6/30/2009

Coverage with lcov, and so what?


A while back we ran an experimental line coverage analysis on our acceptance test suite. The result was 68% on the code for the main control board. I got the result from nightly build and mentioned it in Daily Scrum, and prompted "so what do we think about it, should we track it"? Everyone on the team had a blank stare and then finally a team member came forward "yeah, that's a good question. So, what?"

Coverage is information. It is just that, an additional piece of information, not by any means the final truth. I don't remember who teached me this, but;


"If you take all your assert's away you still have the same coverage. You just ain't testing anything at all."


This has been explained here and of course in Brian Marick's classic How to Misuse Code Coverage (pdf).

Well, maybe the good coverage can not say anything about the quality of your tests, but poor coverage can certainly say thing or two of opposite nature. If your coverage is 20% we can say quite confidently that you ain't there yet.

I started with acceptance test line coverage, but the rest is about unit test line coverage. Some embedded teams use gcov and I have heard people fiddling the data to generate fancier reports. Being lazy as I am I didn't do it myself. I did what I'm good at and searched for what others have already done. I found lgov, which is a tool in Perl to format gcov data.

We run lcov under Cygwin. You can get lcov for example from here, extract, and execute "make install". Next compile and link unit tests with gcc using flags "-fprofile-arcs" and "-ftest-coverage". We have a special build target for intrumenting the unit test executables with debug and coverage information so that we don't unnecessary slow down the bulk of builds.
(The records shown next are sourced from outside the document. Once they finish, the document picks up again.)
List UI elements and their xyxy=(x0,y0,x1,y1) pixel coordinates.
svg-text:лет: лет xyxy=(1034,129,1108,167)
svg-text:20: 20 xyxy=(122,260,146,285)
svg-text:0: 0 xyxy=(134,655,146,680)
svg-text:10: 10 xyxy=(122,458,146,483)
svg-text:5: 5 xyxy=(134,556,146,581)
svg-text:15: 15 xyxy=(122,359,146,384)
Next execute your full suite just like you normally would.

In our case all .obj files from test build are in ./bin directory, and that's where all the coverage data files go to. Our unit test script moves them to ./bin/code_coverage directory away from .obj files, and we want the final html report to be in ./build/test/code_coverage. Now we have the information necessary to create a shell script to do the actual analysis and reporting of coverage data:

path=`dirname $0`
lcov --directory $path/bin/code_coverage -b $path --capture --output-file $path/ic.info
genhtml -o $path/build/test/code_coverage $path/ic.info

Vola', your disappointing(?) results are ready to be browsed, like so:





What the heck, it's all green, while you only have tests for simple utils files? In this approach there is a limitation - you only get coverage information for the files that are involved with your test suite. With huge legacy code, this would yield too promising picture early on. Again you need to think for yourself.

Experiment with coverage in your team, I think it's worth every penny but even when you start closing 100%, remember to keep analyzing, "so what?"